S. Andrew Josephson, M.D., chair and Carmen Castro Franceschi and Gladyne K. Mitchell Neurohospitalist Distinguished Professor of Neurology at UCSF, said that “dyslexia and other learning disorders are complex, and to make progress we must embrace the perspectives of many disciplines, medical and nonmedical. By leveraging the already strong ties between UCSF’s Neurology and Psychiatry departments, and adding UC Berkeley’s deep expertise in Psychology, Education, and Public Health, the Schwab Center will be a unique resource for Bay Area families, and will help set a national agenda for the field as a whole.”
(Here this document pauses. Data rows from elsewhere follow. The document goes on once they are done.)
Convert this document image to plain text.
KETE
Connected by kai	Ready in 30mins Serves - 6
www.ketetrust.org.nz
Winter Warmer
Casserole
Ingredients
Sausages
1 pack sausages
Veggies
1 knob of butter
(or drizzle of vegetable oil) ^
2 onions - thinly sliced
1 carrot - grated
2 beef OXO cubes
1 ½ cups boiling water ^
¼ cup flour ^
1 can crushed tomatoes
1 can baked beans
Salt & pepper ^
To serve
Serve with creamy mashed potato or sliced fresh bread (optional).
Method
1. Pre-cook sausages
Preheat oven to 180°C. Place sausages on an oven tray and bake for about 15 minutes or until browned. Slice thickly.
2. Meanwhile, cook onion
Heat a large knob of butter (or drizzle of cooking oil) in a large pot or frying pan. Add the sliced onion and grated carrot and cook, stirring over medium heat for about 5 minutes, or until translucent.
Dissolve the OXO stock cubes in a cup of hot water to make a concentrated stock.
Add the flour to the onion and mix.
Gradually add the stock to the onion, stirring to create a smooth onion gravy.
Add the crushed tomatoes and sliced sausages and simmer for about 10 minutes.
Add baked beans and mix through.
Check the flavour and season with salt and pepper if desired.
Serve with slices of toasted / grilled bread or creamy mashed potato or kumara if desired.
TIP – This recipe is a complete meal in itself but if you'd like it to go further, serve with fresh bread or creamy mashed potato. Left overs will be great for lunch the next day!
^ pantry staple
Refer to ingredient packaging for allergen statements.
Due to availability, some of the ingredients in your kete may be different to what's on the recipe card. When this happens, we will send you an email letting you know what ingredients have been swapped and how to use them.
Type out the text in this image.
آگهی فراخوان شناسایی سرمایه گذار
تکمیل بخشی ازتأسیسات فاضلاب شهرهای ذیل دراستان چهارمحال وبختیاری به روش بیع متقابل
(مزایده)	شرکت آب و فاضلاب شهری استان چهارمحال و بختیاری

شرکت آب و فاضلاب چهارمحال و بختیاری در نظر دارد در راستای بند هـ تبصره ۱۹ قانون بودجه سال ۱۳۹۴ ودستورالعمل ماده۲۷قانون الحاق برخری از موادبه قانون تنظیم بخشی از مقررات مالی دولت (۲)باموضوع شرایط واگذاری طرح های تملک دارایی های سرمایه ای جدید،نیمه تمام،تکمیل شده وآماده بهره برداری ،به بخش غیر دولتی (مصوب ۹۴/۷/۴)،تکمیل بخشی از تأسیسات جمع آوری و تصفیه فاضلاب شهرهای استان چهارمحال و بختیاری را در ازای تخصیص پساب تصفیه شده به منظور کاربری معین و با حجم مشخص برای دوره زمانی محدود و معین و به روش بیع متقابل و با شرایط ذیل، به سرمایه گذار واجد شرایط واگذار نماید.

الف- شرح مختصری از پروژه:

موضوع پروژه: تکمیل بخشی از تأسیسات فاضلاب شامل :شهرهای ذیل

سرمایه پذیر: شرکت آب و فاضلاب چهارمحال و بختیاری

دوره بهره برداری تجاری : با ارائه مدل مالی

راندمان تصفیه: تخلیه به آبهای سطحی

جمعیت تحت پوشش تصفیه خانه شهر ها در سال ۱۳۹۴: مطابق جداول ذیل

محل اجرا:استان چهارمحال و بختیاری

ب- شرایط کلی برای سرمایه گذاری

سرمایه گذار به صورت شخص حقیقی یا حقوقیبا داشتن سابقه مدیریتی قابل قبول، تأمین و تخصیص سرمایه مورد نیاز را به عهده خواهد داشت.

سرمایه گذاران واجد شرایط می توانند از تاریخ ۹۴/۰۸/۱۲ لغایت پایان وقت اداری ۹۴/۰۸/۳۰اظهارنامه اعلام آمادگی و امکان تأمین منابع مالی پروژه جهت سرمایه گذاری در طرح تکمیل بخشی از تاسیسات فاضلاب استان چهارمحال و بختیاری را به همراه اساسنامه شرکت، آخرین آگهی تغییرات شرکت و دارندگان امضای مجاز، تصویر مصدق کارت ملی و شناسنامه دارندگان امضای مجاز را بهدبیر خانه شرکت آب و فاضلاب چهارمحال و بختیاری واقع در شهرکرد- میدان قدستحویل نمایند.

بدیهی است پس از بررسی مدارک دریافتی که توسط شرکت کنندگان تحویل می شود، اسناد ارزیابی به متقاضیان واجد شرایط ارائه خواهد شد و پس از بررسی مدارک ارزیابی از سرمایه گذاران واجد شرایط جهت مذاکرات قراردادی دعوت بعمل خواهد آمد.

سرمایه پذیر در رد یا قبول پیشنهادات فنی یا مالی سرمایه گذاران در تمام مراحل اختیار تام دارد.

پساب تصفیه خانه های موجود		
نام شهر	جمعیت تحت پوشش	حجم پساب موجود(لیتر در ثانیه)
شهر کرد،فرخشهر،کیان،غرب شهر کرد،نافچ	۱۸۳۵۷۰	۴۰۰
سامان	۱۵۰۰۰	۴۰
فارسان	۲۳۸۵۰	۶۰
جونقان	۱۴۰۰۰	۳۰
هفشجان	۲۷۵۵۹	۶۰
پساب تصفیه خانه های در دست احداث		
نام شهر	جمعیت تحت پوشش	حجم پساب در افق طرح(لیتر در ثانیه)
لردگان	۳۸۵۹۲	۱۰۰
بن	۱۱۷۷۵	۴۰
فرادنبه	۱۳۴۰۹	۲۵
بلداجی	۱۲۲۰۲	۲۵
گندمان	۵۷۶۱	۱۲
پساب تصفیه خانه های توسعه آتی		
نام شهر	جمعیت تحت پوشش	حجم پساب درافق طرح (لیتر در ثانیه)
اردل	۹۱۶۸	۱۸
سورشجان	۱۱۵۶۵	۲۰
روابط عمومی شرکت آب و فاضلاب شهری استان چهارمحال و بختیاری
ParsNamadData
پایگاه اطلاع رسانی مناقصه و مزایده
The Schwab Center will enlist members of several academic and clinical entities at both UCSF and Berkeley, and will have clinics and research space on both sides of the Bay. At UCSF, the Center’s home will be in the Child, Teen and Family Center and Department of Psychiatry Building, slated to open in 2020; at Berkeley the Center will be based in the brand-new Berkeley Way West building. Founding departments and programs at UCSF include the Departments of Neurology and of Psychiatry, the UCSF Dyslexia Center, the UCSF Child, Teen and Family Center, Neuroscape, and the UCSF Graduate Neuroscience Program. At UC Berkeley, the founding departments and schools include the Department of Psychology, the Graduate School of Education, and the School of Public Health.